Is there any way to minimise the cost of a lengthy, but often-used, prompt?

daweimau · March 8, 2024, 2:37am

We have a workflow which works well with chat completions:

Give the system instruction (1600 tokens, constant)
Give the user input (~300 tokens, variable)
Consume GPT response (~5 tokens, variable)

Since the instruction is always the same, we’d rather not pay full rate for all those tokens, if we can avoid it.
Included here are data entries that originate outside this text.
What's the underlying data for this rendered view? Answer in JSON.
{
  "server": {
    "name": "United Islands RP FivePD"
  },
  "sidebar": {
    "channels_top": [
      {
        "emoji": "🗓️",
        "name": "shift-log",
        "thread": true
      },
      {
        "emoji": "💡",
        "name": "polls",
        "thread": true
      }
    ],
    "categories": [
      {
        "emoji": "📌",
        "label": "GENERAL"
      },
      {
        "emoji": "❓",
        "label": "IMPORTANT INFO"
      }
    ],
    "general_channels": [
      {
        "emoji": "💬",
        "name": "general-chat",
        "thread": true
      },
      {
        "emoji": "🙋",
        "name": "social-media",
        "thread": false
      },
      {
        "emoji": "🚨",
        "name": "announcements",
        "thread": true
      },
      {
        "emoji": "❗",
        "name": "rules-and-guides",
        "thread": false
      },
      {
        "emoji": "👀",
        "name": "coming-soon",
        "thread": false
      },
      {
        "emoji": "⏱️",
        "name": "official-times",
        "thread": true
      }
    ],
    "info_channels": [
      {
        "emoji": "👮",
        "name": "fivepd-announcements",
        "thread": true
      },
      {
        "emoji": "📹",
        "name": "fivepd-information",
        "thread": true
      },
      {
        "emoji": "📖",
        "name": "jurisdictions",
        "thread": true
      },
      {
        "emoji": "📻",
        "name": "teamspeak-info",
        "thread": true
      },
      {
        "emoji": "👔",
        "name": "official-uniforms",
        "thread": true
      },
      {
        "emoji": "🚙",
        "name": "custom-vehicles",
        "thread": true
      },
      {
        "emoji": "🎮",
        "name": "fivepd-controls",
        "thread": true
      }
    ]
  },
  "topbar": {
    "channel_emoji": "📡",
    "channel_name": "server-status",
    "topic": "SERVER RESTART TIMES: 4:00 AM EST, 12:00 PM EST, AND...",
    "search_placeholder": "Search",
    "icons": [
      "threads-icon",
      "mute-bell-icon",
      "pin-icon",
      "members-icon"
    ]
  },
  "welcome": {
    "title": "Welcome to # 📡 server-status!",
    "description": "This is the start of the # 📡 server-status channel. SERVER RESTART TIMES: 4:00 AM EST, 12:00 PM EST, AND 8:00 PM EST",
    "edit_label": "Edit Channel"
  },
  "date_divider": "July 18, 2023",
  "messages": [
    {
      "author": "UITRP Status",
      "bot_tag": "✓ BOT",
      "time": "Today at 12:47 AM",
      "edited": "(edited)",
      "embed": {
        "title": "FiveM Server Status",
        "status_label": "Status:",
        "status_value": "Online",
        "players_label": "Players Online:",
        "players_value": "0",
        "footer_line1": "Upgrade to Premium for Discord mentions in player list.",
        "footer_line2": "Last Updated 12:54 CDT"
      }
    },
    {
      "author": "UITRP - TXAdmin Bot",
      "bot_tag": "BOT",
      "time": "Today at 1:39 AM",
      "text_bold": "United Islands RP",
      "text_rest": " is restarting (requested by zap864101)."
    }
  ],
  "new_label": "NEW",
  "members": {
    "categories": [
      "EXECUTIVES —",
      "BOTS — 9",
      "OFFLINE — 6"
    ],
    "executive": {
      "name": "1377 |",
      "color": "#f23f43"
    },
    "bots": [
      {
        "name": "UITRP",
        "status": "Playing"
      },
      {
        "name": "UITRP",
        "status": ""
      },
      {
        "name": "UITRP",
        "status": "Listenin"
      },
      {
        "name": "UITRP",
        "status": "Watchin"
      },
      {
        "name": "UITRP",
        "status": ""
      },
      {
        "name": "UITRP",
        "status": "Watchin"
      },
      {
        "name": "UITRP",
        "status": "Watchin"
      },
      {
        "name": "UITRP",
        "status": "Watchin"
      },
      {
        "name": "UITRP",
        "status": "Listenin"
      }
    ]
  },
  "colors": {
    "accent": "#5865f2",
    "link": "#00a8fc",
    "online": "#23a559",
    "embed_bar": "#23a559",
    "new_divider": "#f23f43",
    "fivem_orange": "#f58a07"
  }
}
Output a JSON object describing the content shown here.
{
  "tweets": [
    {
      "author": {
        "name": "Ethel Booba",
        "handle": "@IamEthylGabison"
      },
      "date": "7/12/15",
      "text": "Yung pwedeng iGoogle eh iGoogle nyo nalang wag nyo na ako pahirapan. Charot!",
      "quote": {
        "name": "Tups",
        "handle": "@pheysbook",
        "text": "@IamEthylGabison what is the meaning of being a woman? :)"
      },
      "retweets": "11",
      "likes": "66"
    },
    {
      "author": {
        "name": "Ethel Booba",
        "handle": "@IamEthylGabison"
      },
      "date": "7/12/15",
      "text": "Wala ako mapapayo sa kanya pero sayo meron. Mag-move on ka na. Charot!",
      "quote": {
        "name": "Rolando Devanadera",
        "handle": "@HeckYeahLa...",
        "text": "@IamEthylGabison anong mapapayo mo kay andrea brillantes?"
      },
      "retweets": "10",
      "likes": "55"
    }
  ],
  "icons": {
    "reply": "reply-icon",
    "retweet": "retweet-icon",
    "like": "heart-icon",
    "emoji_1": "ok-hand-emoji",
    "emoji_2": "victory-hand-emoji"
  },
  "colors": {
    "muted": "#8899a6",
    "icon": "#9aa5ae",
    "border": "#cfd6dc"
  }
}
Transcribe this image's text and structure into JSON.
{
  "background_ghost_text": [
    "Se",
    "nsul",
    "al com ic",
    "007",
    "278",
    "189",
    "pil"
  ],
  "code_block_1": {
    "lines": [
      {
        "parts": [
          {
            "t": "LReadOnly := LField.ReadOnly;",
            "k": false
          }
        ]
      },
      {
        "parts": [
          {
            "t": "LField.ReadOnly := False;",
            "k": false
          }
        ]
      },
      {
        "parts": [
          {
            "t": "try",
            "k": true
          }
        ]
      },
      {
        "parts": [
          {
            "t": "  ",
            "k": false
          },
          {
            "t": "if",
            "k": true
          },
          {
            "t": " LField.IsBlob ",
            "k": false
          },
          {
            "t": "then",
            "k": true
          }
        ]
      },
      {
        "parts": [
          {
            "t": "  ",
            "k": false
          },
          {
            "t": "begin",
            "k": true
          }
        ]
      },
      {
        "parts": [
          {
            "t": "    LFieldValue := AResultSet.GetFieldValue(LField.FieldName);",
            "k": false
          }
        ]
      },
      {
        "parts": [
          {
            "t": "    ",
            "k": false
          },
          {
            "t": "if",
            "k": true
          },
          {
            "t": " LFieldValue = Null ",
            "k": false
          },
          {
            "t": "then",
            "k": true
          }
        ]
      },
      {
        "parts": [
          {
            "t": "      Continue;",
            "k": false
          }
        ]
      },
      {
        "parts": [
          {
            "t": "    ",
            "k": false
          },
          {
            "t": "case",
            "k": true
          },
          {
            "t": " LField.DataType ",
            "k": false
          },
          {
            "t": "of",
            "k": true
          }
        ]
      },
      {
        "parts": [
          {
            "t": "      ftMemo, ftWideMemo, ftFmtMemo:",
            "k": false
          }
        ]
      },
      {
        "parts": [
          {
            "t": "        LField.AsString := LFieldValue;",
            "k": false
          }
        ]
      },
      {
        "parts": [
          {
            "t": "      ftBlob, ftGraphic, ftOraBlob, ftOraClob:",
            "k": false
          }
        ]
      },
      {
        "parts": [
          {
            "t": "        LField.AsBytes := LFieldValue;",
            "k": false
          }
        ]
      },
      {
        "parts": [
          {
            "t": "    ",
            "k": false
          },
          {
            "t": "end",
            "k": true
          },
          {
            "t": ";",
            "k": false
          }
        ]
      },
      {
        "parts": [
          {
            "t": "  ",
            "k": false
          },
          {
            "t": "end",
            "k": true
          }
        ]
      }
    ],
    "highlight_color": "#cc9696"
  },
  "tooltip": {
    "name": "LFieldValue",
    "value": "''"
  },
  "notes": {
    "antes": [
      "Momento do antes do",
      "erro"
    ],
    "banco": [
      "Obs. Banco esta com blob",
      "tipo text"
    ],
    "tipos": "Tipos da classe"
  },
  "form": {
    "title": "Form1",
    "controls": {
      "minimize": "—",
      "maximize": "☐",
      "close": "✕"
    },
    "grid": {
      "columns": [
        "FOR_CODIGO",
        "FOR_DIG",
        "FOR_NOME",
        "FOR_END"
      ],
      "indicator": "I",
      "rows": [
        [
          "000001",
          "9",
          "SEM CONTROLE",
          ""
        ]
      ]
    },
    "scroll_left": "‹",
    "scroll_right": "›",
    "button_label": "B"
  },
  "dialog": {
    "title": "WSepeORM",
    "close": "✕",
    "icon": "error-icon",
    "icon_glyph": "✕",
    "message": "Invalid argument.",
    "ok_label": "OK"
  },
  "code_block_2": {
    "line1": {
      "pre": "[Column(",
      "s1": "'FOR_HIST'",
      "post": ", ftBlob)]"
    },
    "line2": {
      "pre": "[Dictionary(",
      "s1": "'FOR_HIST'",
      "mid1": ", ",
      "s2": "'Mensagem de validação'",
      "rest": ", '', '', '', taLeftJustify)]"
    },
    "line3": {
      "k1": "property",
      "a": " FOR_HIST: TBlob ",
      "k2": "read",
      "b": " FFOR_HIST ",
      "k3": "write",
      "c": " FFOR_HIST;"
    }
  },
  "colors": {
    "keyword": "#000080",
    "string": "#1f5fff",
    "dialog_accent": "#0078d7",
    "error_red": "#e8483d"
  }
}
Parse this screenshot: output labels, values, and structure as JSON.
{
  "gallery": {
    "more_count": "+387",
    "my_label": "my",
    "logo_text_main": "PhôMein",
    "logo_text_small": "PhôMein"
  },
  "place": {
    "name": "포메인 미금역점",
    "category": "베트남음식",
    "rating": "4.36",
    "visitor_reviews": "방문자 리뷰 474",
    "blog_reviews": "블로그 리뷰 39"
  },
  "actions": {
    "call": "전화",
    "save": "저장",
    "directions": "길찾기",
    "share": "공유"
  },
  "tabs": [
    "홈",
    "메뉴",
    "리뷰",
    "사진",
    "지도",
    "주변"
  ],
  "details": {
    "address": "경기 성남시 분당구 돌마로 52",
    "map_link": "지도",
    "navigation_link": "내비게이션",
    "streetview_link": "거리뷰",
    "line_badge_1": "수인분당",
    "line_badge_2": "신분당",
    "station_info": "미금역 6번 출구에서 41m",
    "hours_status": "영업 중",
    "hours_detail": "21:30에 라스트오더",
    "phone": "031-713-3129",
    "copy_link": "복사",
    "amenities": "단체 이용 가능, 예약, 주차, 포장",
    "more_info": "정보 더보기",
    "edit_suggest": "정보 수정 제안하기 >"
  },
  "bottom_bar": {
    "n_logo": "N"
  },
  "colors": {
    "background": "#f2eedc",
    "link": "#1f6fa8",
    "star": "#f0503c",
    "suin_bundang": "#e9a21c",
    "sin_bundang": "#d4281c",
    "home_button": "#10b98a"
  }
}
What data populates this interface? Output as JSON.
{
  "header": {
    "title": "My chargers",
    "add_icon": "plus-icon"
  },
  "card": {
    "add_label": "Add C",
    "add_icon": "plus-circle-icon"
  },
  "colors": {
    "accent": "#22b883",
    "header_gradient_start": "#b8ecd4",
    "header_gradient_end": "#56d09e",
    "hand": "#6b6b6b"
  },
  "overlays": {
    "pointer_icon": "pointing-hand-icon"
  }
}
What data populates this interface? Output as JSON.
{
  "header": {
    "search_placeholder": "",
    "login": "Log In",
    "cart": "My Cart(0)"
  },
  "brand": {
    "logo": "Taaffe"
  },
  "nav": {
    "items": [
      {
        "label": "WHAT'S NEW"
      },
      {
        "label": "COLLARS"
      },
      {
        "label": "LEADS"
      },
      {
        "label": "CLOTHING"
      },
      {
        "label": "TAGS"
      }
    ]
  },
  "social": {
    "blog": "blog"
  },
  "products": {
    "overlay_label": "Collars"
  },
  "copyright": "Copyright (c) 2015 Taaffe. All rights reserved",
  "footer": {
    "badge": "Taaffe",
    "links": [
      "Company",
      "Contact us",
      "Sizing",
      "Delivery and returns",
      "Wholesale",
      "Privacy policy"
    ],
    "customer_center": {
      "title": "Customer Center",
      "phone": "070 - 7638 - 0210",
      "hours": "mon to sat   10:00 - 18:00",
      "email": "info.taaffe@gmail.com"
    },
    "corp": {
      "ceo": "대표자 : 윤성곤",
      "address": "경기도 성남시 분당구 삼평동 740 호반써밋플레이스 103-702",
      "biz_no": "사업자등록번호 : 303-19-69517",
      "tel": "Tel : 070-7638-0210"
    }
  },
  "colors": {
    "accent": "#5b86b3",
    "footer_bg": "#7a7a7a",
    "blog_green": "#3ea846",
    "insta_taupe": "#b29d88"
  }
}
With the chat completions API, we don’t seem to have any way around it.

With the assistants API:

We can pre-load the instruction, but it seems to be billed at full rate within the context of the thread
We can load the instruction as a file to be retrieved. But (although the docs don’t seem to mention this), from testing, the retrieval actually counts as tokens, seemingly even more tokens than simple instructions.

So is there any way we can be more efficient than repeating our instruction for every single request?

anon22939549 · March 8, 2024, 2:46am

Fine-tuning.

daweimau · March 8, 2024, 2:52am

Yes, some descriptions of fine-tuning seem to suggest it’s the answer.

However, all the fine-tuning documentation seems to describe providing datasets, being collections of examples of how the completion should respond to different inputs.

I haven’t seen any documentation or examples which show that the first instruction won’t again be required on subsequent runs. The docs seem to only talk about refining the response to a given instruction - not eliminating the need for the instruction.

Are there examples you can share which sound like our use case?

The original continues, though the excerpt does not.